CoDesign is a new area for me. I come from the world of technology startups, where commitment to products and scalability prevents us from making strong commitments to any single community. Likewise, my previous charities have always kept at least a corner eye on replicability. Scalability is not my religion, as it seems to be for the MIT professor who told us to leave MIT unless our project could impact a billion people or more, but I find the moral urgency of such claims to be persuasive.

At first glance, I think CoDesign has significant weaknesses. It’s costly and slow compared to designer-centered approaches. I look at reports like the Grattan Institute’s study of Melbourne housing and worry about a community’s inability to appreciate the tradeoffs inherent in design decisions. I worry that CoDesign would tend towards an inefficient number of high cost local implementations of similar technologies rather than more efficient general solutions. I doubt that fundamental innovation can occur in the context of CoDesign, and that communities will get stuck endlessly re-inventing old technologies.

On the other hand, continuous re-invention is the positive vision of the Mass Customisation movement and Maker culture. CoDesign invests in people and communities. Given the natural limitations of individual organisations, perhaps the net effect of a CoDesign movement would be to vastly extend broad social capabilities in the area of design.
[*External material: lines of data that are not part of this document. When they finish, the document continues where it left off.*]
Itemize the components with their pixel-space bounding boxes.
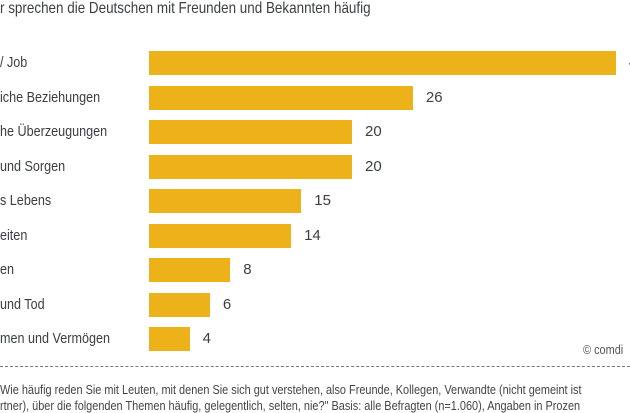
copyright: © comdi — [583, 342, 624, 357]
value-label: 14 — [304, 226, 321, 244]
category-label: en — [0, 261, 15, 278]
bar — [149, 85, 413, 110]
value-label: 6 — [222, 295, 232, 313]
value-label: 4 — [629, 53, 630, 73]
bar — [149, 327, 190, 351]
bar — [149, 292, 210, 317]
bar — [149, 51, 616, 75]
divider — [0, 366, 630, 367]
category-label: und Tod — [0, 295, 45, 313]
value-label: 20 — [365, 123, 382, 140]
category-label: und Sorgen — [0, 157, 66, 175]
value-label: 4 — [202, 330, 211, 347]
bar — [149, 258, 231, 282]
value-label: 8 — [243, 261, 252, 278]
bar — [149, 189, 302, 213]
category-label: / Job — [0, 54, 28, 71]
category-label: s Lebens — [0, 192, 52, 209]
chart-title: r sprechen die Deutschen mit Freunden un… — [0, 0, 371, 17]
value-label: 20 — [365, 157, 382, 175]
category-label: eiten — [0, 226, 28, 244]
category-label: men und Vermögen — [0, 330, 110, 347]
footnote-line: rtner), über die folgenden Themen häufig… — [0, 398, 581, 413]
category-label: he Überzeugungen — [0, 123, 108, 140]
value-label: 26 — [425, 88, 443, 106]
value-label: 15 — [314, 192, 331, 209]
bar — [149, 154, 352, 179]
bar — [149, 120, 352, 144]
category-label: iche Beziehungen — [0, 88, 101, 106]
footnote-line: Wie häufig reden Sie mit Leuten, mit den… — [0, 382, 582, 397]
bar — [149, 223, 292, 248]
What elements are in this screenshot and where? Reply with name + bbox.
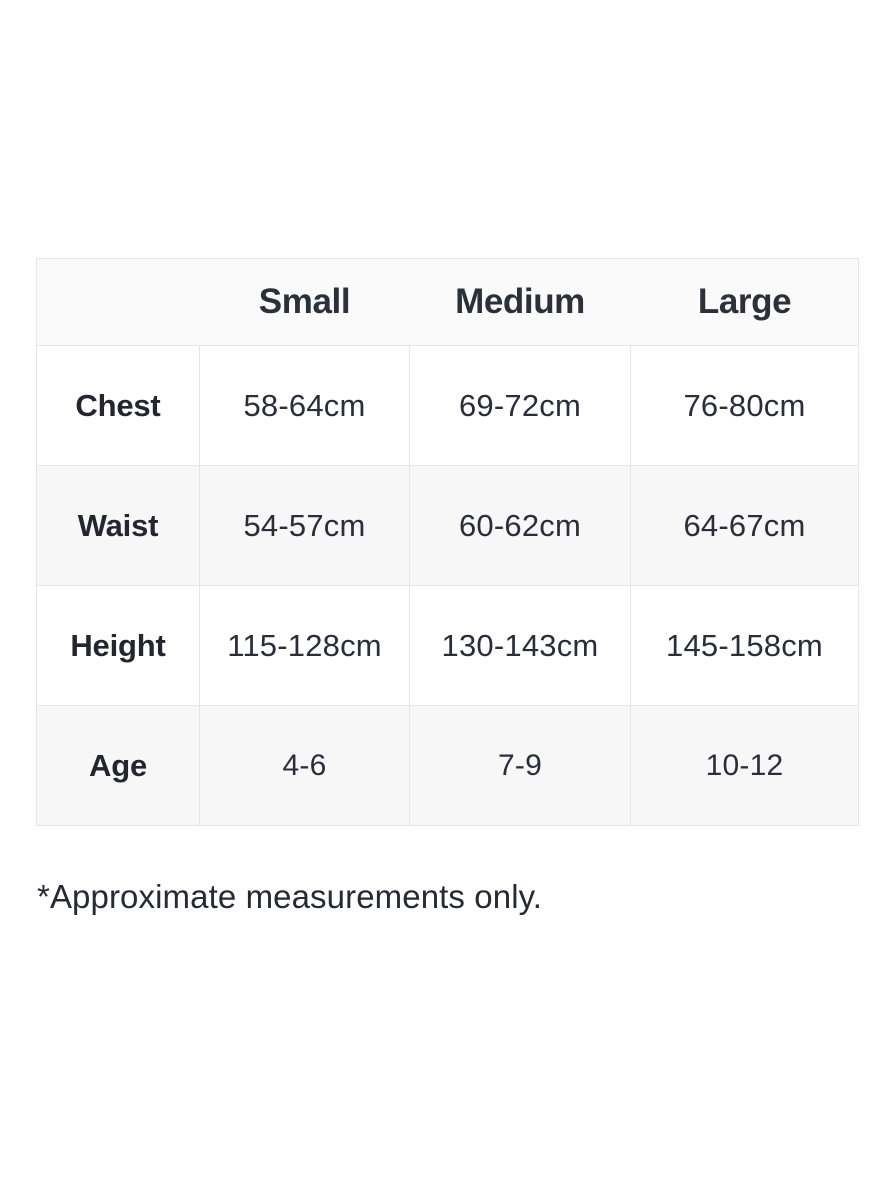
table-row-waist: Waist 54-57cm 60-62cm 64-67cm: [36, 465, 859, 586]
table-row-chest: Chest 58-64cm 69-72cm 76-80cm: [36, 345, 859, 466]
table-body: Chest 58-64cm 69-72cm 76-80cm Waist 54-5…: [36, 345, 859, 826]
row-label-chest: Chest: [36, 345, 200, 466]
column-header-blank: [36, 258, 200, 346]
cell-chest-small: 58-64cm: [199, 345, 410, 466]
table-row-age: Age 4-6 7-9 10-12: [36, 705, 859, 826]
row-label-waist: Waist: [36, 465, 200, 586]
row-label-age: Age: [36, 705, 200, 826]
size-chart-table: Small Medium Large Chest 58-64cm 69-72cm…: [36, 258, 859, 826]
row-label-height: Height: [36, 585, 200, 706]
table-row-height: Height 115-128cm 130-143cm 145-158cm: [36, 585, 859, 706]
cell-age-small: 4-6: [199, 705, 410, 826]
cell-age-large: 10-12: [630, 705, 859, 826]
cell-height-large: 145-158cm: [630, 585, 859, 706]
column-header-large: Large: [630, 258, 859, 346]
cell-chest-large: 76-80cm: [630, 345, 859, 466]
cell-chest-medium: 69-72cm: [409, 345, 631, 466]
table-header: Small Medium Large: [36, 258, 859, 346]
cell-height-medium: 130-143cm: [409, 585, 631, 706]
footnote-approximate-measurements: *Approximate measurements only.: [37, 878, 543, 915]
cell-height-small: 115-128cm: [199, 585, 410, 706]
column-header-medium: Medium: [409, 258, 631, 346]
cell-waist-large: 64-67cm: [630, 465, 859, 586]
cell-waist-small: 54-57cm: [199, 465, 410, 586]
table-header-row: Small Medium Large: [36, 258, 859, 346]
cell-waist-medium: 60-62cm: [409, 465, 631, 586]
column-header-small: Small: [199, 258, 410, 346]
cell-age-medium: 7-9: [409, 705, 631, 826]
More concretely, the Awesome Foundation has shown me that small-scale local funding can achieve amazing things which I never could have imagined. Projects such as FrontlineSMS show that locally-focused designs can become high impact, scalable projects. Furthermore, the community design which most inspires me has been carried out by designers embedding themselves in a social context and developing ideas with the communities they serve.

To answer some of these questions, I’m going to work with Sasha, Molly Sauter, and Rogelio Alejandro Lopez to develop a visual map of the field of CoDesign. Molly and Rogelio are doing a major lit and field review, which I expect to assist in small ways. As we take material from that list and present it visually, we hope to refine our understanding of the common principles and key nuances within CoDesign.

We would love your input. We’re actively searching for examples, published research, practitioners, books, diagrams, visual metaphors, talks, notable blog posts, and toolkits in this area. Any design-related domain is appropriate, from software to architecture, planning and product design.

Our toplevel list includes Human Centered Design, Collaborative Design, Participatory Design, Appropriate Technology, Universal Design, Community-design, Community based design, Radical design, Co-research, and work within ICT4D.